YOUR SOLIN GENERATED RECIPE
Grilled Chicken Breast with Roasted Veggies and Brown Rice
Savor a perfectly grilled chicken breast paired with a colorful medley of roasted veggies and tender brown rice. This well-balanced lunch delivers a satisfying blend of lean protein, complex carbs, and vibrant flavors with just a hint of herb-infused olive oil.
INGREDIENTS
5 ounces Chicken Breast
1/2 cup cooked Brown Rice
1 cup Mixed Veggies (zucchini & bell peppers)
1 teaspoon Olive Oil
1 tablespoon Fresh Herbs (rosemary or thyme)
PREPARATION
Preheat your grill or grill pan over medium-high heat.
Pat the chicken breast dry with paper towels and season lightly with salt, pepper, and fresh herbs.
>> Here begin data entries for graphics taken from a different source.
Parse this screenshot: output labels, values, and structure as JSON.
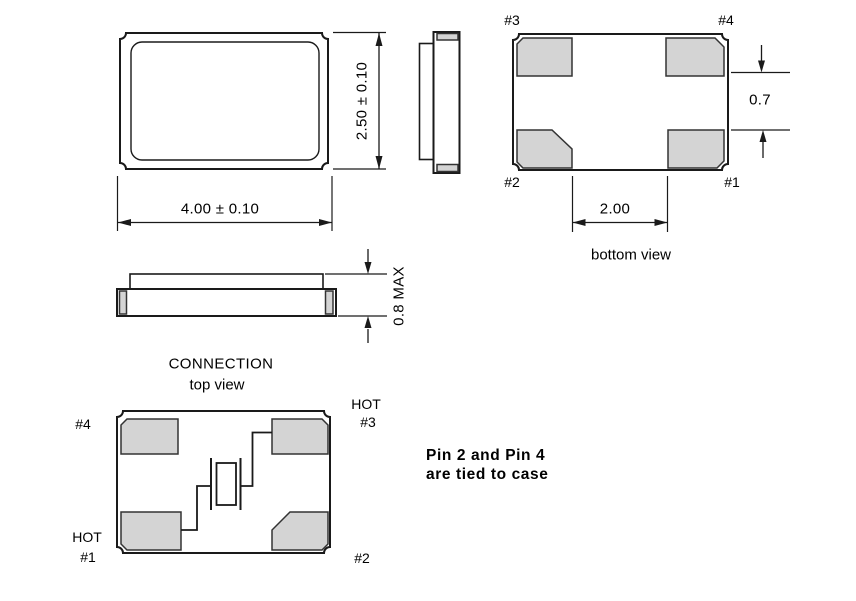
{
  "colors": {
    "line": "#1a1a1a",
    "pad_fill": "#d4d4d4",
    "pad_stroke": "#333333",
    "text": "#000000",
    "background": "#ffffff"
  },
  "top_view": {
    "width_dim": "4.00 ± 0.10",
    "height_dim": "2.50 ± 0.10"
  },
  "side_view": {
    "height_dim": "0.8 MAX"
  },
  "bottom_view": {
    "caption": "bottom view",
    "pin_top_left": "#3",
    "pin_top_right": "#4",
    "pin_bottom_left": "#2",
    "pin_bottom_right": "#1",
    "pad_dim": "0.7",
    "pitch_dim": "2.00"
  },
  "connection_view": {
    "title": "CONNECTION",
    "subtitle": "top view",
    "pin_top_left": "#4",
    "hot_top": "HOT",
    "pin_top_right": "#3",
    "hot_bottom": "HOT",
    "pin_bottom_left": "#1",
    "pin_bottom_right": "#2"
  },
  "note": {
    "line1": "Pin 2 and Pin 4",
    "line2": "are tied to case"
  }
}
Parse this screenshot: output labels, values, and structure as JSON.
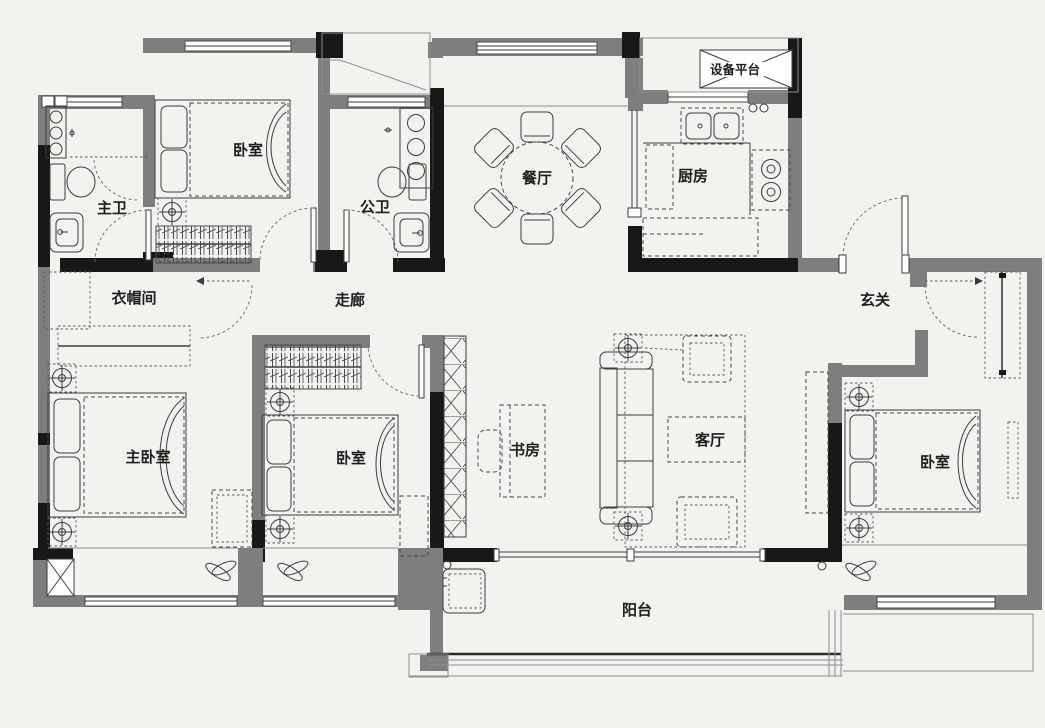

Grill the chicken breast for about 6-7 minutes per side or until the internal temperature reaches 165°F.
While the chicken is grilling, preheat the oven to 425°F. Toss the mixed veggies with olive oil, salt, and pepper.
Spread the veggies on a baking sheet and roast in the oven for 15-20 minutes until tender and slightly charred.
Prepare the brown rice according to package instructions if not pre-cooked.
Plate the grilled chicken alongside the roasted veggies and a serving of brown rice, garnishing with a sprinkle of additional fresh herbs if desired.